Il attendait dans le couloir du deuxième étage que l’examinateur en ait fini avec son prédécesseur, Simon Mouton. Quand celui-ci ressortit en arborant un large sourire et en bêlant bêtement de plaisir, Tipou perdit tout espoir. Résigné, il pénétra dans la salle d’examen avec, en tête, de terribles images de Kerkav et de sa future vie de paria. L’examinateur était une examinatrice, une fée pour être exact. Elle le dominait par la taille mais lui dédia un sourire accueillant qui remit du baume au cœur inexistant du pauvre doudou.

— Vous êtes Tipou le lapin ange ?

— Oui…

— Bien. Détendez-vous, je ne vais pas vous manger, déclara la fée en riant doucement. Nous allons commencer par la théorie, puis nous aborderons ensuite les travaux pratiques. Citez-moi les dix commandements de l’AT, je vous prie.

— Aux humains, tu ne montreras pas ta vraie nature…

Il déclama piteusement la leçon et resta abasourdi quand l’examinatrice lui déclara qu’il avait parfaitement répondu. Il lui résuma ensuite à sa façon le concept d’objet transitionnel – ce qui convint nettement moins à la fée – puis elle l’interrogea sur divers points de la législation du Petit Peuple.

Quand elle lui proposa de passer à la pratique, il se sentait plus confiant. Le charme de transport ne lui posa aucune difficulté. Le séductomètre afficha le score très moyen de onze, mais au moins, Tipou n’était pas éliminé. Au sens figuré, il se sentit pousser des ailes (bien qu’il en possédât déjà), et son charme d’assoupissement retarda d’une bonne demi-heure la fin de son épreuve, car il dut attendre le réveil de la fée pour connaître ses résultats. Cette dernière lui annonça tout en baillant :

— Tipou, vous n’êtes pas le plus brillant des ATs, loin de là, mais vous obtenez la moyenne. Tenez, voici votre Certificat d’Aptitude à la Vie avec un Enfant.
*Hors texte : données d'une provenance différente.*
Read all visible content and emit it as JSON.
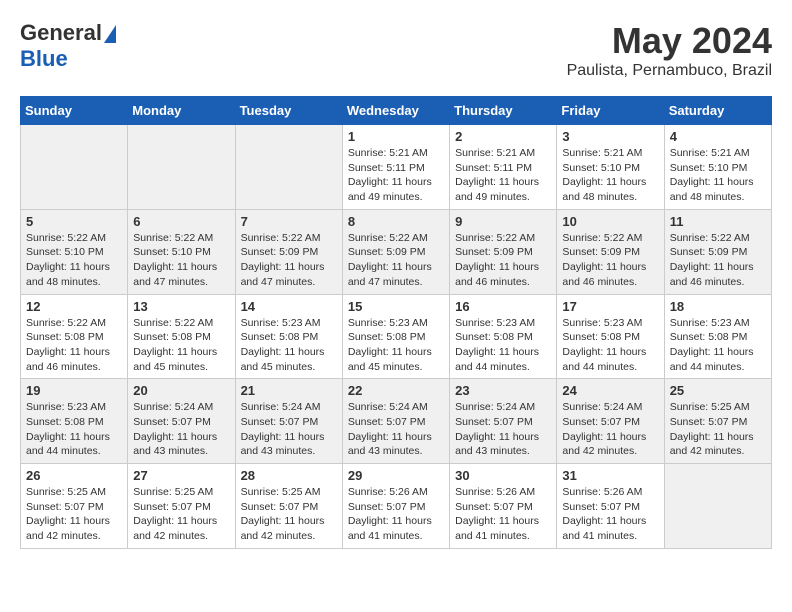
{
  "header": {
    "logo_general": "General",
    "logo_blue": "Blue",
    "month_title": "May 2024",
    "location": "Paulista, Pernambuco, Brazil"
  },
  "days_of_week": [
    "Sunday",
    "Monday",
    "Tuesday",
    "Wednesday",
    "Thursday",
    "Friday",
    "Saturday"
  ],
  "weeks": [
    {
      "days": [
        {
          "num": "",
          "info": ""
        },
        {
          "num": "",
          "info": ""
        },
        {
          "num": "",
          "info": ""
        },
        {
          "num": "1",
          "info": "Sunrise: 5:21 AM\nSunset: 5:11 PM\nDaylight: 11 hours and 49 minutes."
        },
        {
          "num": "2",
          "info": "Sunrise: 5:21 AM\nSunset: 5:11 PM\nDaylight: 11 hours and 49 minutes."
        },
        {
          "num": "3",
          "info": "Sunrise: 5:21 AM\nSunset: 5:10 PM\nDaylight: 11 hours and 48 minutes."
        },
        {
          "num": "4",
          "info": "Sunrise: 5:21 AM\nSunset: 5:10 PM\nDaylight: 11 hours and 48 minutes."
        }
      ]
    },
    {
      "days": [
        {
          "num": "5",
          "info": "Sunrise: 5:22 AM\nSunset: 5:10 PM\nDaylight: 11 hours and 48 minutes."
        },
        {
          "num": "6",
          "info": "Sunrise: 5:22 AM\nSunset: 5:10 PM\nDaylight: 11 hours and 47 minutes."
        },
        {
          "num": "7",
          "info": "Sunrise: 5:22 AM\nSunset: 5:09 PM\nDaylight: 11 hours and 47 minutes."
        },
        {
          "num": "8",
          "info": "Sunrise: 5:22 AM\nSunset: 5:09 PM\nDaylight: 11 hours and 47 minutes."
        },
        {
          "num": "9",
          "info": "Sunrise: 5:22 AM\nSunset: 5:09 PM\nDaylight: 11 hours and 46 minutes."
        },
        {
          "num": "10",
          "info": "Sunrise: 5:22 AM\nSunset: 5:09 PM\nDaylight: 11 hours and 46 minutes."
        },
        {
          "num": "11",
          "info": "Sunrise: 5:22 AM\nSunset: 5:09 PM\nDaylight: 11 hours and 46 minutes."
        }
      ]
    },
    {
      "days": [
        {
          "num": "12",
          "info": "Sunrise: 5:22 AM\nSunset: 5:08 PM\nDaylight: 11 hours and 46 minutes."
        },
        {
          "num": "13",
          "info": "Sunrise: 5:22 AM\nSunset: 5:08 PM\nDaylight: 11 hours and 45 minutes."
        },
        {
          "num": "14",
          "info": "Sunrise: 5:23 AM\nSunset: 5:08 PM\nDaylight: 11 hours and 45 minutes."
        },
        {
          "num": "15",
          "info": "Sunrise: 5:23 AM\nSunset: 5:08 PM\nDaylight: 11 hours and 45 minutes."
        },
        {
          "num": "16",
          "info": "Sunrise: 5:23 AM\nSunset: 5:08 PM\nDaylight: 11 hours and 44 minutes."
        },
        {
          "num": "17",
          "info": "Sunrise: 5:23 AM\nSunset: 5:08 PM\nDaylight: 11 hours and 44 minutes."
        },
        {
          "num": "18",
          "info": "Sunrise: 5:23 AM\nSunset: 5:08 PM\nDaylight: 11 hours and 44 minutes."
        }
      ]
    },
    {
      "days": [
        {
          "num": "19",
          "info": "Sunrise: 5:23 AM\nSunset: 5:08 PM\nDaylight: 11 hours and 44 minutes."
        },
        {
          "num": "20",
          "info": "Sunrise: 5:24 AM\nSunset: 5:07 PM\nDaylight: 11 hours and 43 minutes."
        },
        {
          "num": "21",
          "info": "Sunrise: 5:24 AM\nSunset: 5:07 PM\nDaylight: 11 hours and 43 minutes."
        },
        {
          "num": "22",
          "info": "Sunrise: 5:24 AM\nSunset: 5:07 PM\nDaylight: 11 hours and 43 minutes."
        },
        {
          "num": "23",
          "info": "Sunrise: 5:24 AM\nSunset: 5:07 PM\nDaylight: 11 hours and 43 minutes."
        },
        {
          "num": "24",
          "info": "Sunrise: 5:24 AM\nSunset: 5:07 PM\nDaylight: 11 hours and 42 minutes."
        },
        {
          "num": "25",
          "info": "Sunrise: 5:25 AM\nSunset: 5:07 PM\nDaylight: 11 hours and 42 minutes."
        }
      ]
    },
    {
      "days": [
        {
          "num": "26",
          "info": "Sunrise: 5:25 AM\nSunset: 5:07 PM\nDaylight: 11 hours and 42 minutes."
        },
        {
          "num": "27",
          "info": "Sunrise: 5:25 AM\nSunset: 5:07 PM\nDaylight: 11 hours and 42 minutes."
        },
        {
          "num": "28",
          "info": "Sunrise: 5:25 AM\nSunset: 5:07 PM\nDaylight: 11 hours and 42 minutes."
        },
        {
          "num": "29",
          "info": "Sunrise: 5:26 AM\nSunset: 5:07 PM\nDaylight: 11 hours and 41 minutes."
        },
        {
          "num": "30",
          "info": "Sunrise: 5:26 AM\nSunset: 5:07 PM\nDaylight: 11 hours and 41 minutes."
        },
        {
          "num": "31",
          "info": "Sunrise: 5:26 AM\nSunset: 5:07 PM\nDaylight: 11 hours and 41 minutes."
        },
        {
          "num": "",
          "info": ""
        }
      ]
    }
  ]
}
Le lapin n’en croyait pas ses grandes oreilles. Son CAVE en poche, il pouvait postuler pour trouver une famille d’accueil chez les humains et continuer ses études. D’une patte tremblante, il prit religieusement le papier que lui tendait la fée. A peine sorti de la pièce, il entendit reprendre les ronflements.

 

***

 

Tipou et le farfolicier s’examinent durant de longues secondes. Ils se font face, deux cow-boys tirés d’un mauvais western. La ruelle est déserte. Au loin, un harmonica égrène une mélodie dramatique. Une bourrasque de vent soulève un nuage de poussière. Tout à coup, le farfadet tend la main vers son arme de service, rangée le long de sa cuisse. Le lapin réagit par pur réflexe. Il se concentre intensément. Plus rapide que son ombre, il décoche son charme fétiche. La main du représentant de l’ordre glisse sur son arme, tandis qu’il s’affaisse. Le farfadet se met à ronfler.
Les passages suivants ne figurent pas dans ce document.